This was my first time making this dish and I must say that it was a major success! For some reason, my experiments turn out to be my best lol. Maybe it’s because I allow myself to not care as much about how it turns out. No pressure, right??
I actually was inspired to make this by looking on Pinterest and I saw a pin that had a white fish rolled around some sort of filling. I was like…who knew you could do that? After all of the cooking I have done, you would think I would have learned that technique by now. I’m telling you, when it comes to cooking, you learn something new everyday! After some searching for different stuffed white fish recipes, I decided to combine spinach and feta to give this a Mediterranean feel. To top it off, I gave it a little crunch by coating in seasoned breadcrumbs.
Spinach and Feta Stuffed Sole
½ c onion, chopped
2 garlic cloves, minced
1 tbsp butter or margarine
1 tbsp extra-virgin olive oil
1 tsp salt
1 tsp pepper
4 sole filets
1.5 c chopped frozen spinach, thawed
1/3 c crumbled feta cheese
Preheat oven to 350F. Drain spinach and squeeze out all liquid using paper towels or a dishtowel.
Heat butter and olive oil in a small skillet set to medium-high heat. Add onion and sauté for 2 minutes. Add garlic and sauté until onions are translucent (another 2-3 mins).
Place spinach, onion mixture, feta, ½ tsp salt, and ½ tsp pepper in a small mixing bowl and stir to combine. Spread breadcrumbs out on a flat dish. Lay all four filets on top of breadcrumbs. Season exposed side of fish with remaining salt and pepper. Spoon 2-3 tbsp of spinach mixture onto fish and roll each filet around the filling.
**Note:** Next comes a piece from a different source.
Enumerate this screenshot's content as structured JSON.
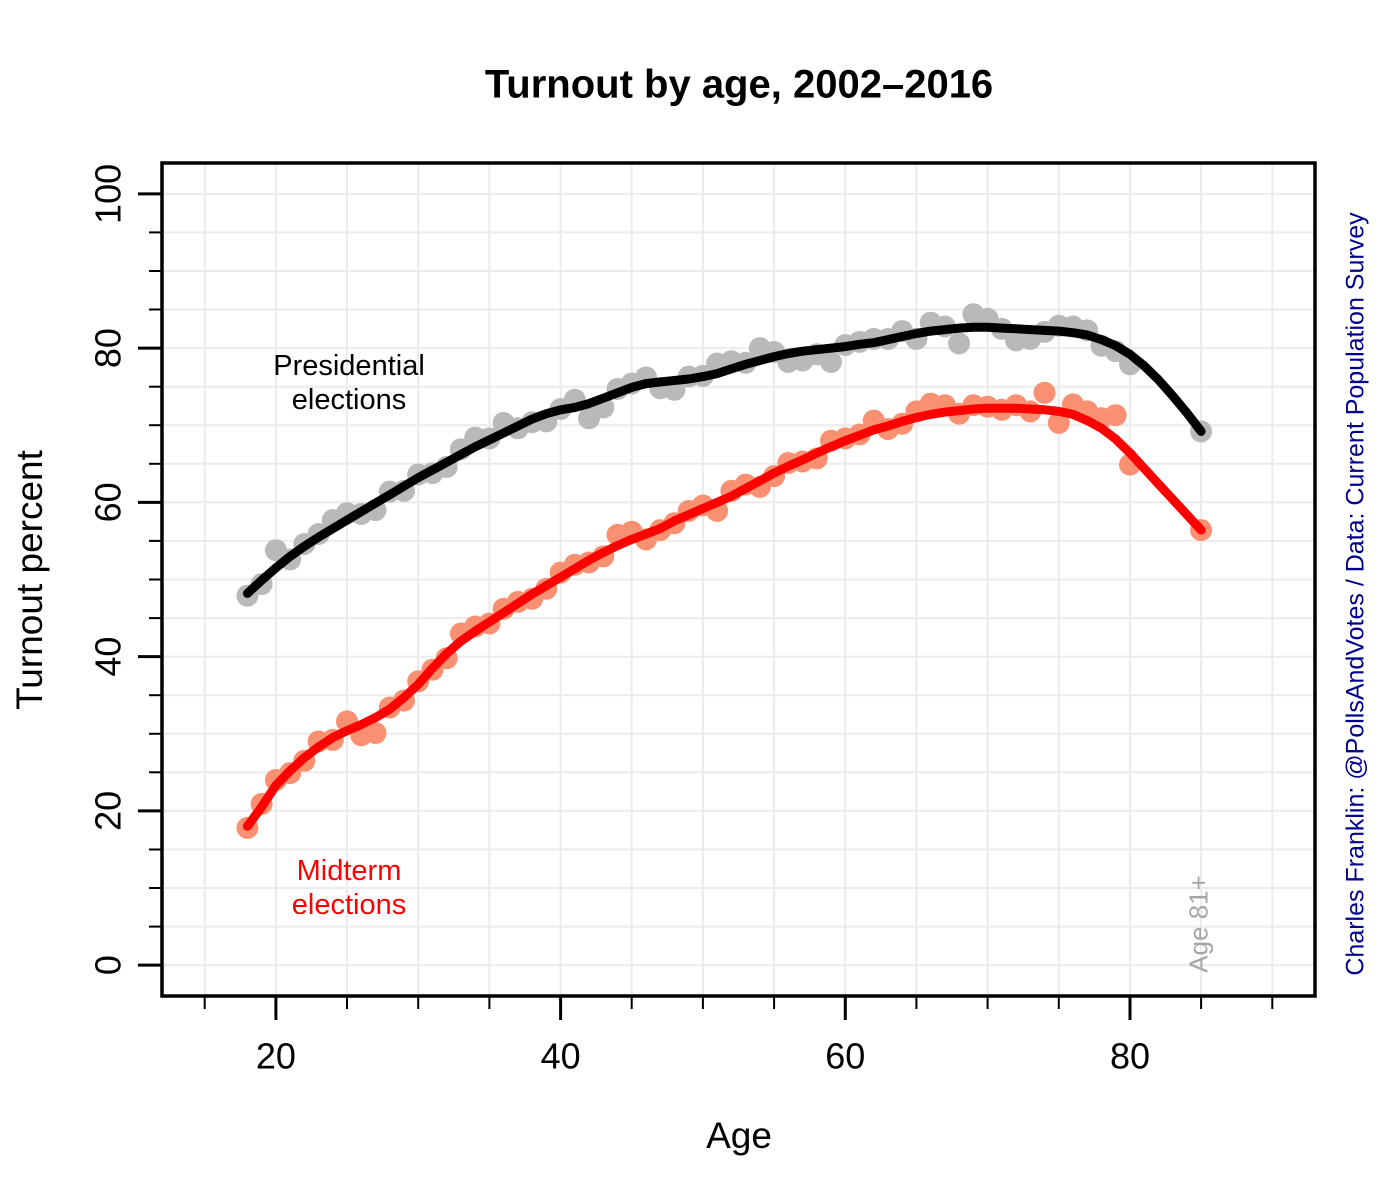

Place each roll into a square baking dish, coated with cooking spray.
Note: You can either buy seasoned breadcrumbs or you can season them yourself. For this recipe, I seasoned plain breadcrumbs with Parmesan, Italian seasoning, salt, and pepper.
Tip: For dishes that cook quickly and you have a breadcrumb topping, spraying the topping with cooking spray allows them to brown and get crispy in a shorter period of time.
To complete this entrée, I served the stuffed sole over lemon & Parmesan orzo with chopped parsley. The entire meal was fresh, light, and healthy and I can’t wait to make it again.
Now that I know how to use this technique, I’m looking forward to playing with many different types of stuffing mixtures. If you can think of any interesting combinations, be sure to let us know!